The City & the City

The City & the City
China Miéville, 2009

Hugo Winner - 2010 (tie)

Premise: Borlú is a detective in the city-state of Besźel, a unique place to live and to keep the peace. One investigation leads him to the edge of what can be seen and understood.

My final takeaway on this book is that it's a cool premise that doesn't really go anywhere satisfying.

The two cities of the title occupy much of the same physical space, but the occupants of each train themselves not to see the other. Some streets and buildings are officially in one city, some in the other, and some are "crosshatched" or overlapping.
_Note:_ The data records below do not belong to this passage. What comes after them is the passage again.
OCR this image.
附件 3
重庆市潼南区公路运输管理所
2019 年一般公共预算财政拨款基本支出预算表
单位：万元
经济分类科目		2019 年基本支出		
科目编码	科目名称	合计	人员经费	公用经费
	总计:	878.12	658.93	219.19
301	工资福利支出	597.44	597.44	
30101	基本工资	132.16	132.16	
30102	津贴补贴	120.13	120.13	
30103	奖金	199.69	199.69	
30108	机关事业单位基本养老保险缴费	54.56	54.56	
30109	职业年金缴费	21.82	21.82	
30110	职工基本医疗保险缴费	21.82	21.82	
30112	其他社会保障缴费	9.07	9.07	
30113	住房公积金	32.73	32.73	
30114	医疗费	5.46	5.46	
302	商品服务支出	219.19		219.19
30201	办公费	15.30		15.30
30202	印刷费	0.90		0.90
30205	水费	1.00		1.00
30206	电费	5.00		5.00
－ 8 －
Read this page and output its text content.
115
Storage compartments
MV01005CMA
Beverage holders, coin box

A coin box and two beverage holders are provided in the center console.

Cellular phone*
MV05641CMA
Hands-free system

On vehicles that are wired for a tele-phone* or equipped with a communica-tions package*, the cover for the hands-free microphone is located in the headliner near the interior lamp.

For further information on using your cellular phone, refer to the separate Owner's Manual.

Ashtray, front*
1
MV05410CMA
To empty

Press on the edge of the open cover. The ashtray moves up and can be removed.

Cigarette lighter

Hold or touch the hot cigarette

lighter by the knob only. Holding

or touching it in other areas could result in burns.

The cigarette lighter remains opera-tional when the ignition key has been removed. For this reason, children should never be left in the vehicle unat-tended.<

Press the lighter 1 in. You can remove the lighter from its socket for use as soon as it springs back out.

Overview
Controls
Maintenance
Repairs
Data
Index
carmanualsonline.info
The inhabitants are very careful only to "see" what is in the city they are currently in, and "unsee" anything in the other. Yes, this means people are avoiding traffic accidents with cars they can't admit that they notice and other bizarre behavior. 

Breaking this rule draws the attention of Breach - both the name of the crime (acting/perceiving across the city borders) and the name of the secret force that enforces the boundaries. 

The story starts out entirely in Besźel but grows to involve both cities, political and financial conspiracies, and various groups in each place pushing for either the supremacy of one city or the unification of both. 

But in the end, it's just a decent detective story in a weird setting. And Breach (the organization) isn't all that interesting once we learn more about it. There's no reveal about why these cities have developed in this way. 

For a while, I thought the book might be building some sort of metaphor about how subcultures or ethnic groups can live alongside each other and never interact, or about how people in most cities can ignore others. And you can read it that way, but the city separation is never interrogated or elaborated, so I'm not entirely sure what the point is, other than just saying, hey, you probably "unsee" things every day too.

The resolution of the story involves this consensually split reality, but in a rather mundane way. So I'm left with, as I said, an okay detective story in a weird setting, but not one weird enough for my personal taste.